The OP Amitks' argument seems deeply flawed to me. My chief difficulty at this point lies in his attempt to infer
$f(x) - f(0) = \lambda f'(x) \tag 1$
from
$Tf(x) = \displaystyle \int_0^x f(t) \; dt = \lambda f(x); \tag 2$
if we differentiate the equation
$\displaystyle \int_0^x f(t) \; dt = \lambda f(x) \tag 3$
we should obtain, if I am not mistaken,
$\lambda f'(x) = f(x); \tag 4$
the term "$-f(0)$" should not occur on the left of (1).
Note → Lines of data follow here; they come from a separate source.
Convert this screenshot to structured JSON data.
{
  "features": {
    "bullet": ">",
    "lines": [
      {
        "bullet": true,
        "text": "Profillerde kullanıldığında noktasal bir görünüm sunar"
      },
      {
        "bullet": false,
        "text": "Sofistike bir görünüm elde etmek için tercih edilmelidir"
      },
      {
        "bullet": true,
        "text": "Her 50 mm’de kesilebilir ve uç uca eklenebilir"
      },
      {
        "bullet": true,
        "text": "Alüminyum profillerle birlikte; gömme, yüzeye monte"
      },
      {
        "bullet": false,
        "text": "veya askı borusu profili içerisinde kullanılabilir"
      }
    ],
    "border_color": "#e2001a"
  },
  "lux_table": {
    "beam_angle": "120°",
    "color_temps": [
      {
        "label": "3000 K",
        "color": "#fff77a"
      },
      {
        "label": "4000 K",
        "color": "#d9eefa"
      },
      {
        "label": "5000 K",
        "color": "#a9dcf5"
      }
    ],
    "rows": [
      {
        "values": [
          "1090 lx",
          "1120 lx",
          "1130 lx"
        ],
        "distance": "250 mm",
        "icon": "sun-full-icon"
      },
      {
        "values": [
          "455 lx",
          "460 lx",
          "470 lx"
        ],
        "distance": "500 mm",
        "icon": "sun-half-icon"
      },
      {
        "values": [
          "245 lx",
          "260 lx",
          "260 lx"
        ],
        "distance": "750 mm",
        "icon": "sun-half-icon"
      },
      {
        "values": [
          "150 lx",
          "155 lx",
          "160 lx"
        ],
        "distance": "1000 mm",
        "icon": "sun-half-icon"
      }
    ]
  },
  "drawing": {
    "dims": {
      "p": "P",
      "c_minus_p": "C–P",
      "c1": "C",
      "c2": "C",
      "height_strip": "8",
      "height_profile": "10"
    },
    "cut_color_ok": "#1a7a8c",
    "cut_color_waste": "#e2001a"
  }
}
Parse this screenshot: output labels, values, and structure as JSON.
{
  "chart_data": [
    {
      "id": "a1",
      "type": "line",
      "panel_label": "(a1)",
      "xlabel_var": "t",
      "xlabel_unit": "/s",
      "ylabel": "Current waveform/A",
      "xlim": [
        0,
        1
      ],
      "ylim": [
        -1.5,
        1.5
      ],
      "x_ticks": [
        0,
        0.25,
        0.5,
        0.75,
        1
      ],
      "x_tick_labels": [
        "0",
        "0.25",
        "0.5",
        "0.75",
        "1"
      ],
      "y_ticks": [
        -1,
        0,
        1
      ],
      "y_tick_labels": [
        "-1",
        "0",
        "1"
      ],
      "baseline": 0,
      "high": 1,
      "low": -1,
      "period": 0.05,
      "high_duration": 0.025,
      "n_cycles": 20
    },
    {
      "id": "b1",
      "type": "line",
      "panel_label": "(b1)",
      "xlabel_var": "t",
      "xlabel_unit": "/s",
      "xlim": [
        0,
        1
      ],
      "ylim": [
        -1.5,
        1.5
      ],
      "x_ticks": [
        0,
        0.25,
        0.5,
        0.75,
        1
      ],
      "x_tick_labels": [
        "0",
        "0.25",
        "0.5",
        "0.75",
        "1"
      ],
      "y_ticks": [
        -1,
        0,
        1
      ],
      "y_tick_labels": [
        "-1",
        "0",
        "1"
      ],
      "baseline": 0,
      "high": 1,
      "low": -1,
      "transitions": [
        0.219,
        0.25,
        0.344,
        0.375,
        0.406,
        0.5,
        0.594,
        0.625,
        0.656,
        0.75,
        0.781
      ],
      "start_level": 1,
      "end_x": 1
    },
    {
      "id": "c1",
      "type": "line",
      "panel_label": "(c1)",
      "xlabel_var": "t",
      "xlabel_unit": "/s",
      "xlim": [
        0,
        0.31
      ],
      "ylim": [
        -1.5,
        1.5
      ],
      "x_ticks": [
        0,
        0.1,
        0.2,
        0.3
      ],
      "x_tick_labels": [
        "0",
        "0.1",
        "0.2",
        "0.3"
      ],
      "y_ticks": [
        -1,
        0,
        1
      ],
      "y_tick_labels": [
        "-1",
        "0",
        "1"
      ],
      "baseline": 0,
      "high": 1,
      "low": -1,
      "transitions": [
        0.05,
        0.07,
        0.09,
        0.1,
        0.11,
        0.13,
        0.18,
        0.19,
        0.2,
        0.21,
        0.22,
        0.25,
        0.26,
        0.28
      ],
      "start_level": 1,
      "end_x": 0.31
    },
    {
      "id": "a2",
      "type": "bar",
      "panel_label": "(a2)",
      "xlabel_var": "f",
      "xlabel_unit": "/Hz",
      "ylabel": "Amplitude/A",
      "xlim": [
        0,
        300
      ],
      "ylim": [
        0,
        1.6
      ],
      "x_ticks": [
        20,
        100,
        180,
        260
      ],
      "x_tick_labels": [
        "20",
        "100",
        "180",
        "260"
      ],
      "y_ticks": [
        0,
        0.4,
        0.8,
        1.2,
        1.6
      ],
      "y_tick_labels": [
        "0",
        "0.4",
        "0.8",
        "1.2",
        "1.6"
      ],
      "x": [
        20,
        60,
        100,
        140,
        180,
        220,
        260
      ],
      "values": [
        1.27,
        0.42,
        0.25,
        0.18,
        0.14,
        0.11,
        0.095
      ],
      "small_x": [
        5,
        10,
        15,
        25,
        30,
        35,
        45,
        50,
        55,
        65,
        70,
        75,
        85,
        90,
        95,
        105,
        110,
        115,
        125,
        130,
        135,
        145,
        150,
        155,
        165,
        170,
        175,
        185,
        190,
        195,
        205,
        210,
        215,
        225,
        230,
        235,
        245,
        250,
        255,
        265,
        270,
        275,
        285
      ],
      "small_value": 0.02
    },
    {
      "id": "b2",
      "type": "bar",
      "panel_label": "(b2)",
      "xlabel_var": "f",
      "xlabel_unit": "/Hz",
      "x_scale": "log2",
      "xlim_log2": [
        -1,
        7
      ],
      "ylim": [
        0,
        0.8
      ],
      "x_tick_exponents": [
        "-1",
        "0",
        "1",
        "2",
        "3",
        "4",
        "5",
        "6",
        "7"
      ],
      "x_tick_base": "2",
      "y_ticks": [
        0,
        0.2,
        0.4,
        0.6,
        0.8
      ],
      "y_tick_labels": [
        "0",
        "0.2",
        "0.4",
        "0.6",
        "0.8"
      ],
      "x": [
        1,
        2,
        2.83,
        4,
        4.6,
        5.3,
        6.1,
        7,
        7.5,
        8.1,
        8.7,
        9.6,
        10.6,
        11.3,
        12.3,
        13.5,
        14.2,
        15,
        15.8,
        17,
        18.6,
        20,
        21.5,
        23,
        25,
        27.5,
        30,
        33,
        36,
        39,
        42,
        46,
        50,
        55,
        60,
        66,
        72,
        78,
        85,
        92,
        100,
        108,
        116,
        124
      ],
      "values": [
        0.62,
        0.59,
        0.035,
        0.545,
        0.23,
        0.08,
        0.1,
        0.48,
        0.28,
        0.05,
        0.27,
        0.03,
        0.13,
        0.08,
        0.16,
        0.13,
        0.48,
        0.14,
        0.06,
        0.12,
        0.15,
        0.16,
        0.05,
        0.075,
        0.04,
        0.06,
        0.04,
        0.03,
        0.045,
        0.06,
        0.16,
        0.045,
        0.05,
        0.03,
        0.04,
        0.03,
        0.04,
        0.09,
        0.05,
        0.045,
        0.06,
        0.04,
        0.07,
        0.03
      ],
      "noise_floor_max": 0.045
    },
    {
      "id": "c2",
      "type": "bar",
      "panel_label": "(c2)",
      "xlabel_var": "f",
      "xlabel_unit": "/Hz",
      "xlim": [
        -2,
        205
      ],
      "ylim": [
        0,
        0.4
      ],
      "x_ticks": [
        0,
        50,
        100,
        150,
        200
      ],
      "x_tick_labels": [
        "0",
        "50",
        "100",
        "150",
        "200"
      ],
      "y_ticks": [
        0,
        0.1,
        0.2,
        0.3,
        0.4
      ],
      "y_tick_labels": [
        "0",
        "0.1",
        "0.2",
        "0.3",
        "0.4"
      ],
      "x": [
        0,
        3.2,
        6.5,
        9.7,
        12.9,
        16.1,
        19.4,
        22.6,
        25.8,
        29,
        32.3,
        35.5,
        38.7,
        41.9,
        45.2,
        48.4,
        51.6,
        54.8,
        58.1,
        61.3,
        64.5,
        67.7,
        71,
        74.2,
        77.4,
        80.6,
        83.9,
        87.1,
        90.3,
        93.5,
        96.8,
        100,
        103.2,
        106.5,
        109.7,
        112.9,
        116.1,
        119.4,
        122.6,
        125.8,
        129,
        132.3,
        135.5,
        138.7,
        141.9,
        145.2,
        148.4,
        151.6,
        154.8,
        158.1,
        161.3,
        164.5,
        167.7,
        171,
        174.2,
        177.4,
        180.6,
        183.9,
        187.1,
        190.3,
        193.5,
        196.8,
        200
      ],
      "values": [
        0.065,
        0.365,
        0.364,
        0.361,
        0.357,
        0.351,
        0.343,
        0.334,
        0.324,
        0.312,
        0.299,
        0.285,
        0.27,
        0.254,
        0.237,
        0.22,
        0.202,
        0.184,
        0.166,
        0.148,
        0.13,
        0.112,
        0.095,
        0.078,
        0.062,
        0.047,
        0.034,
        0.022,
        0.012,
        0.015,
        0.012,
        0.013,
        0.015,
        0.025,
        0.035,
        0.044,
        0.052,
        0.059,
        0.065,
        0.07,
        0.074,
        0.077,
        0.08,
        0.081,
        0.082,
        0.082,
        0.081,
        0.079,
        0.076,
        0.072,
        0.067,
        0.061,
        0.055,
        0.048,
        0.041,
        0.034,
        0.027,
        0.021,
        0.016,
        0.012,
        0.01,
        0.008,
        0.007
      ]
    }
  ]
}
After that, our OP asserts that
$(f(x) - f(0))^\lambda = e^{\mu x}; \tag 5$
not to put too fine a point on it but, frankly, I have no idea how (5) follows from (1).
I'll leave off further commentary on Amitks' attempt, turning instead to my analysis of this problem:
We recall to begin that eigenvectors, by definition, cannot vanish; we shall use this fact more than once it what follows.
We also need to know that, for $f(x)$ continuous and fixed $x_0 \in \Bbb R$, $\int_{x_0}^x f(t) \; dt$ is differentiable and
$\left ( \displaystyle \int_{x_0}^x f(t) \; dt \right )' = f(x); \tag 6$
(6) is in fact a statement of the Fundamental Theorem of Calculus, and will find more than one application below.
First let us consider the case $\lambda = 0$; then the eigen-equation $Tf(x) = \lambda f(x)$ reads
$Tf(x) = \displaystyle \int_0^x f(t) \; dt = 0, \; \forall x \in \Bbb R; \tag 7$
if we differentiate (7) and use (6) we find
$ f(x) = \left ( \displaystyle \int_0^x f(t) \; dt \right )' = 0, \; \forall x \in \Bbb R; \tag 8$
since eigenfunctions cannot identically vanish, this shows that $0$ cannot be an eigenvalue of $T$.
Now for $\lambda \ne 0$, the eigen-equation appears as in (2); we may as we have said differentiate this to yield
$\lambda f'(x) = f(x), \; \forall x \in \Bbb R, \tag 9$
or
$f'(x) = \lambda^{-1} f(x); \tag{10}$
at this point it proves most convenient to invoke a little bit from the elementary theory of ordinary differential equations and assert the uniqueness of the solution to (10) for any $f(0)$; that is,
$f(x) = f(0) e^{\lambda^{-1}x} \tag{11}$
is the only function satisfying (10) for a given value of $f(0)$; then
$Tf(x) = \displaystyle \int_0^x f(t) \; dt = f(0) \int_0^x e^{\lambda^{-1} t} \; dt = f(0) \lambda ( e^{\lambda^{-1} x} - e^0 ) = f(0) \lambda (e^{\lambda^{-1} x} - 1), \tag{12}$
but
$\lambda f(x) = f(0) \lambda e^{\lambda^{-1}x}, \tag{13}$
whence
$Tf(x) = f(0) \lambda (e^{\lambda^{-1} x} - 1) \ne f(0) \lambda e^{\lambda^{-1} x} = \lambda f(x) \tag{14}$
unless $f(0) = 0$; but then by (11) this forces
$f(x) = 0, \; \forall x \in \Bbb R, \tag{15}$
which is forbidden according to the definition of eigenvector. So $\lambda \ne 0$ cannot be an eigenvalue of $T$.
We conclude that $T$ has no eigenvalues whatsoever.